The availability of large seams of Cannel Coal, which could be used to produce a very desirable coal oil, brought investors to the region in the mid-19th century. The coal could be utilized to produce a coal oil which was in high demand in the urban areas of the US. The oil was used to replace whale oil for lighting. Cannel Coal oil burned bright and produced very little smoke. The utilization of the rivers for navigation was enhanced in the mid 1851 by the construction of a 34 mile lock and dam system designed by William Rosecrans. The Coal River Navigation Company was formed and invested approximately $208,000 to complete the system.

The lock and dam system was repeatedly washed out by floods but continued to be rebuilt by investors. The system operated successfully from 1855 through 1861. In 1860 over 850,000 bushels of coal were shipped. The outbreak of the Civil War stopped operations of the system but in 1867 a new company was formed and the lock and dams returned to service until 1881. Altogether the lock and dams operated for 16 years. The system is now listed on the National Register of Historic Places as is a series of Log booms built after the locks on the dams were washed away as the Coal River Locks, Dams, and Log Booms Archeological District. The log booms helped to channel cut timber into Sawmill locations along the Coal River near St. Albans, WV.

The Coal River from St. Albans to Upper Falls remains a federal government of the United States-designated navigable waterway.

Beginning around 1800, flax mills and gristmills were built and operated along the river, yielding fiber for the production of textiles in addition to staples such as flour and cornmeal.

After failed attempts by others, the Coal River and Western Railway Company established scheduled rail service along the river at the dawn of the 20th century. This finally provided a reliable source of transportation for the coal and timber industries, sparking an economic boom in the region.
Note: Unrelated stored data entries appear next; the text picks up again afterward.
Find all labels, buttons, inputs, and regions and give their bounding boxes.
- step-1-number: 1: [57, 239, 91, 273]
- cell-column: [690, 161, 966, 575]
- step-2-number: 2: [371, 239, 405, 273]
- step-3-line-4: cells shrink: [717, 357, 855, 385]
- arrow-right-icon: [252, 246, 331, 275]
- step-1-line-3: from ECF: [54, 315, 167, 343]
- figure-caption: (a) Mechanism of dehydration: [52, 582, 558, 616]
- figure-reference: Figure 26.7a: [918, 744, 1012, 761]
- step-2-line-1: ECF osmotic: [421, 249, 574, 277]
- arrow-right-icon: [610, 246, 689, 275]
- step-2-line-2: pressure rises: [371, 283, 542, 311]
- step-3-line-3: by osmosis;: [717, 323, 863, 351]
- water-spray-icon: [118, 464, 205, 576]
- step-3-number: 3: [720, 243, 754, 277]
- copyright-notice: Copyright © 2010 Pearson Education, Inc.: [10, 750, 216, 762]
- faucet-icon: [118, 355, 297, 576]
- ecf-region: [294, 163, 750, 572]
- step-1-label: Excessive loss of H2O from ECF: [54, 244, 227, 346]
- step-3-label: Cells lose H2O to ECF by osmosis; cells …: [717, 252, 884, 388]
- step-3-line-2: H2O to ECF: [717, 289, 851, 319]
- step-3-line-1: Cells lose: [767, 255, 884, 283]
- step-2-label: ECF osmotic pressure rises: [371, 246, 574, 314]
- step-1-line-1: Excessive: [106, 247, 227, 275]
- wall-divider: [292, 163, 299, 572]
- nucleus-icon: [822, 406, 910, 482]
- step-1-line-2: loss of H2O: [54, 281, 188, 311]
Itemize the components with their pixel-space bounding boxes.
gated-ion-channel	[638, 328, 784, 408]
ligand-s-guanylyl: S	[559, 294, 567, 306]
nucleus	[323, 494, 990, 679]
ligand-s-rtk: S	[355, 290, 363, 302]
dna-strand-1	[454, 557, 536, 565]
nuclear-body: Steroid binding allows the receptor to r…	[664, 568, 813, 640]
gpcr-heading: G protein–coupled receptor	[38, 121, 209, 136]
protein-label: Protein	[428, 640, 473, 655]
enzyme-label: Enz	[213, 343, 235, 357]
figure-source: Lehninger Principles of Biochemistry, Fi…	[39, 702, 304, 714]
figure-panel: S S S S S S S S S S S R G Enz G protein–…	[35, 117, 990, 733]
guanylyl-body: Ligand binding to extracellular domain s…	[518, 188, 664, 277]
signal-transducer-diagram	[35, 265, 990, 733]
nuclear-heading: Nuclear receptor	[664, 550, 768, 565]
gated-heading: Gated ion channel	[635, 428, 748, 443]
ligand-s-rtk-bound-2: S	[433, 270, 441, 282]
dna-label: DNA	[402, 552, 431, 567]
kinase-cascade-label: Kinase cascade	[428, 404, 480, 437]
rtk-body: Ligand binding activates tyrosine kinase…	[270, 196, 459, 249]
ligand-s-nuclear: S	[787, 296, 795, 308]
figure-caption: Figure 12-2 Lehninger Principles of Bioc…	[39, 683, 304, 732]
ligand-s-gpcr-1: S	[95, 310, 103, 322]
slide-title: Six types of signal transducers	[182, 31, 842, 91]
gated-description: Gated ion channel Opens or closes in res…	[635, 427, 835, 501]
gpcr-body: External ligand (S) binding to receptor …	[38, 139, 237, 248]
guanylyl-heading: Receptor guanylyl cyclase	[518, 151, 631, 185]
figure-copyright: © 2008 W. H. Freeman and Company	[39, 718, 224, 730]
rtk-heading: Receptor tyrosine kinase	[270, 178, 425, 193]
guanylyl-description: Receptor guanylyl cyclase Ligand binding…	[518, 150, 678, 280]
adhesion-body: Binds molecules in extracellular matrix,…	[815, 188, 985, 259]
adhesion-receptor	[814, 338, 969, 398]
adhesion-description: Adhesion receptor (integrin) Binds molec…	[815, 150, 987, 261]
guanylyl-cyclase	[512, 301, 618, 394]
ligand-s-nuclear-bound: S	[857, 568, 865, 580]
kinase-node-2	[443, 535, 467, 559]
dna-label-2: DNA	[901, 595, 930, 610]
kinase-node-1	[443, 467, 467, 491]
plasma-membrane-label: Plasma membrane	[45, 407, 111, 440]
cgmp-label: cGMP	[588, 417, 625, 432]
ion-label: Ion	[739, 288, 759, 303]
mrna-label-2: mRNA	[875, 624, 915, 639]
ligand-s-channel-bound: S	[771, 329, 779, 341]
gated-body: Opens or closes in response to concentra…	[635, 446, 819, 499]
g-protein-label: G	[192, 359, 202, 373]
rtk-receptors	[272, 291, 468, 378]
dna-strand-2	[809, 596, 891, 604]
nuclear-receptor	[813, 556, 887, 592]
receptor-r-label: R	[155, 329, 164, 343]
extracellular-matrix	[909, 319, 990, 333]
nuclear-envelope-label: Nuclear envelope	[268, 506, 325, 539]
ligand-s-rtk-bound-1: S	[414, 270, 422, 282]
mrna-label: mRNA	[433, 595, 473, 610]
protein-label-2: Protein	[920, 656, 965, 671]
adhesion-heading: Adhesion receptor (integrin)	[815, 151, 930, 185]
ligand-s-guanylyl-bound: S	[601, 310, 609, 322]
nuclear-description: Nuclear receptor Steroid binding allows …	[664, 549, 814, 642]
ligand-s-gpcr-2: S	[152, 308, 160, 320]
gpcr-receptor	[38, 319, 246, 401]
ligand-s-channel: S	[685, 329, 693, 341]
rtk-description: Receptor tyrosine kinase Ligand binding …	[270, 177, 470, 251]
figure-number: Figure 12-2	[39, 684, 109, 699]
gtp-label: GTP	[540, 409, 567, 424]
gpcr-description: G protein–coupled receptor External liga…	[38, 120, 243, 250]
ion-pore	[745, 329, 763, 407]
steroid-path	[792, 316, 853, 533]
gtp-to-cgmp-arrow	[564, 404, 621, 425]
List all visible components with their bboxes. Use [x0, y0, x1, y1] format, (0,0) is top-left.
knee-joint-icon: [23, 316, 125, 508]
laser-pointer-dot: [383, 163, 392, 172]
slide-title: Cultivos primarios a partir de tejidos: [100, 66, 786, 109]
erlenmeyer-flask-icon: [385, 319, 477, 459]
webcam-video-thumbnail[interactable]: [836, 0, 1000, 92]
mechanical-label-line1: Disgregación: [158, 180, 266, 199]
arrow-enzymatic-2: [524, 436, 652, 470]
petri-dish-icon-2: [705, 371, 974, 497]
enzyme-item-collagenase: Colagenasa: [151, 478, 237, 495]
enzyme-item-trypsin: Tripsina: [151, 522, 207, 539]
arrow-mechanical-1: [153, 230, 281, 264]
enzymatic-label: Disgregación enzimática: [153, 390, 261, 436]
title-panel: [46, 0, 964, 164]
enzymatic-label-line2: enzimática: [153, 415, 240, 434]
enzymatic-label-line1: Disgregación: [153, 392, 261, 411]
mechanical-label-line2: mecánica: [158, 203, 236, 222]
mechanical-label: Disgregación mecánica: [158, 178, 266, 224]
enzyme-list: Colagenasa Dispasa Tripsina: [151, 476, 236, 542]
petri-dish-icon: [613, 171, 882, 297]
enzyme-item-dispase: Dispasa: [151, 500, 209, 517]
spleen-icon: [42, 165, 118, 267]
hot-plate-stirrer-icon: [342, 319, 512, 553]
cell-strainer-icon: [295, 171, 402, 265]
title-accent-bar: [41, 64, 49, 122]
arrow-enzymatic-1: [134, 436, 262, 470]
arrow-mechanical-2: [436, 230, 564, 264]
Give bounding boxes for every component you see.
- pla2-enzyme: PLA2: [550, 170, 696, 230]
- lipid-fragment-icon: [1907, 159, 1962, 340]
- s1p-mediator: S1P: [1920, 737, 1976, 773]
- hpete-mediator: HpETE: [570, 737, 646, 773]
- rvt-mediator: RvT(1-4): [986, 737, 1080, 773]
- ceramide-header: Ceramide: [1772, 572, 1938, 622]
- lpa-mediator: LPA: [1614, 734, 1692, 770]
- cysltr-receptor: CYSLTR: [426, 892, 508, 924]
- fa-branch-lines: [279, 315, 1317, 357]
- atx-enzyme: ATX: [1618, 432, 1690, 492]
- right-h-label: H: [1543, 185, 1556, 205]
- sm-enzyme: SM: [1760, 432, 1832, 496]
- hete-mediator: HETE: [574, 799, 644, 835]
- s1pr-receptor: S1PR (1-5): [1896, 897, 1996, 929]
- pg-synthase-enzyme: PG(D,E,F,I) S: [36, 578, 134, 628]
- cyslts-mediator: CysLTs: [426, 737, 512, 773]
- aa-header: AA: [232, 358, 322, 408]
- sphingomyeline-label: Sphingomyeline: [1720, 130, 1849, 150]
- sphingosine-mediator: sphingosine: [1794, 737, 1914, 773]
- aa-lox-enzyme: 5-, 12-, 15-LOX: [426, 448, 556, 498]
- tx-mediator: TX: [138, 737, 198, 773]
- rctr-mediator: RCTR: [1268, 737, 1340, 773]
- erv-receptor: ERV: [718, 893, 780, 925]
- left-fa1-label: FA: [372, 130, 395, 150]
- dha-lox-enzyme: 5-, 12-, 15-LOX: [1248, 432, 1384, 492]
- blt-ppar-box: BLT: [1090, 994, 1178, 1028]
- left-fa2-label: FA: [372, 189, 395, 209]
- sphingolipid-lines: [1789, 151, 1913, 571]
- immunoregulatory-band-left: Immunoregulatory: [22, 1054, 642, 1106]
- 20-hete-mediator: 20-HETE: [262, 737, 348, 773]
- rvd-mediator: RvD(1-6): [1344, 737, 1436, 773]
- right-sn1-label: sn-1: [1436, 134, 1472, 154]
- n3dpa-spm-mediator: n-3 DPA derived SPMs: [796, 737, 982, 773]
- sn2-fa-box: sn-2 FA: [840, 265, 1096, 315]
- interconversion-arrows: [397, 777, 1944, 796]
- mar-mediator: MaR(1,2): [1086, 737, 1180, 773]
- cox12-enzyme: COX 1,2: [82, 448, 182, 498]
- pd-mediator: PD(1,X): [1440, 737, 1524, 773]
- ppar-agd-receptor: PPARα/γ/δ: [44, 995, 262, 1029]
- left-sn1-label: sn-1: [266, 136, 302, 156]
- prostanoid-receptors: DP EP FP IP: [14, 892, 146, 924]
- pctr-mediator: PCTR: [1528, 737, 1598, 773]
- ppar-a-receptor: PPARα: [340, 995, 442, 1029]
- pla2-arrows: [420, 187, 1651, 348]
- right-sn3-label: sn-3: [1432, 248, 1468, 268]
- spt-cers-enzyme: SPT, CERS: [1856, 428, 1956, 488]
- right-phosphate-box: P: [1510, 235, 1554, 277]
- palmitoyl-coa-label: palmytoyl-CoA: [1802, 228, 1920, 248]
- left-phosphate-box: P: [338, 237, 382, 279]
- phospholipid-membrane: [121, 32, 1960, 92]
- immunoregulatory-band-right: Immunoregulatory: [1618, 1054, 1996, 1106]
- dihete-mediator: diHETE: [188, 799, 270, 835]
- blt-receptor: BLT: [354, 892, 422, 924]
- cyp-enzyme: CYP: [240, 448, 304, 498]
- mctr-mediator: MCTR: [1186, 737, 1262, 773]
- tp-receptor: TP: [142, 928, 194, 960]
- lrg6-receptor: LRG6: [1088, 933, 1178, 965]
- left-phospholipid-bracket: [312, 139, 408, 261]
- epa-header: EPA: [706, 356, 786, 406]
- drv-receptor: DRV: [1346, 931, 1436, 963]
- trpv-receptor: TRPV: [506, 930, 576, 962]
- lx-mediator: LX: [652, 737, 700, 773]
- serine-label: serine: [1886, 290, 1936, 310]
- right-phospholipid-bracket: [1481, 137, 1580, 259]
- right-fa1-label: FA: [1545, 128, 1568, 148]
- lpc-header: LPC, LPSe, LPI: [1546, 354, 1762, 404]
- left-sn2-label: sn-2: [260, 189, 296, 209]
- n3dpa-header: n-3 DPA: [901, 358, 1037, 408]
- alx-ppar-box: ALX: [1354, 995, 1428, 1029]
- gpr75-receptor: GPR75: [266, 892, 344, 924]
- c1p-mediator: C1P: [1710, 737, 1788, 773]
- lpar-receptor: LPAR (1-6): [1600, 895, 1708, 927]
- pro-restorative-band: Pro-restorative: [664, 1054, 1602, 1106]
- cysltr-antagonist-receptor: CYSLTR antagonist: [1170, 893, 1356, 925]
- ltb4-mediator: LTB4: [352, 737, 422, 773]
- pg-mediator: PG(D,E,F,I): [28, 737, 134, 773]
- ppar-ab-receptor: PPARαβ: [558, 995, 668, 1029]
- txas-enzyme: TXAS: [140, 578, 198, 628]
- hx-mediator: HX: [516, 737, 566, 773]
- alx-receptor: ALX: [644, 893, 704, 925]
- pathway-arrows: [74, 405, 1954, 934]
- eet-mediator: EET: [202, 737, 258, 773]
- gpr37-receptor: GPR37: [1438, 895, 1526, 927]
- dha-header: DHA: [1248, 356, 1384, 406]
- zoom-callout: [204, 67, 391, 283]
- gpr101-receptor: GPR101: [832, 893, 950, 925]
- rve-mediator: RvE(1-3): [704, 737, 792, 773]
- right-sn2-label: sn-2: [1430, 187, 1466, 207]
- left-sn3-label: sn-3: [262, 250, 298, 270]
==Environmental concerns==

Environmental concerns are based on underground and surface mining operations in the Coal River watershed. Coal slurry impoundments are a byproduct of coal mining and preparation and contain toxic waste including heavy metals such as arsenic, cadmium, lead and mercury. A repeat of the nearby Buffalo Creek disaster is a concern.

Local volunteer watershed groups are working to restore the river and improve fish habitat and recreational opportunities. Also, the West Virginia Department of Environmental Protection is implementing a program to restore the Little Coal River. A series of river structures are being built to move accumulated silt in order to improve fish habitat. Marshall University was hired to conduct a comprehensive river water quality study.

==Big Coal River==
The Big Coal River rises in Raleigh County as two streams, the Clear Fork and the Marsh Fork, which join near Whitesville. The river then flows generally northwest through Boone County, past the towns of Sylvester, Seth and Racine.

==Little Coal River==
The Little Coal River also rises as two streams, the Spruce Fork in Logan County and the Pond Fork in Boone County. They meet at Madison in Boone County and the river then flows generally northward, past the towns of Danville and Julian.

==Tour de Coal==
The Tour de Coal, a "paddling event" for canoes and kayaks normally held in June, is an 11 mi trip from Upper Falls to St. Albans. Paddlers negotiate the Lower Falls, a 1 mi rapid along the route. About 200 people participated in 2009.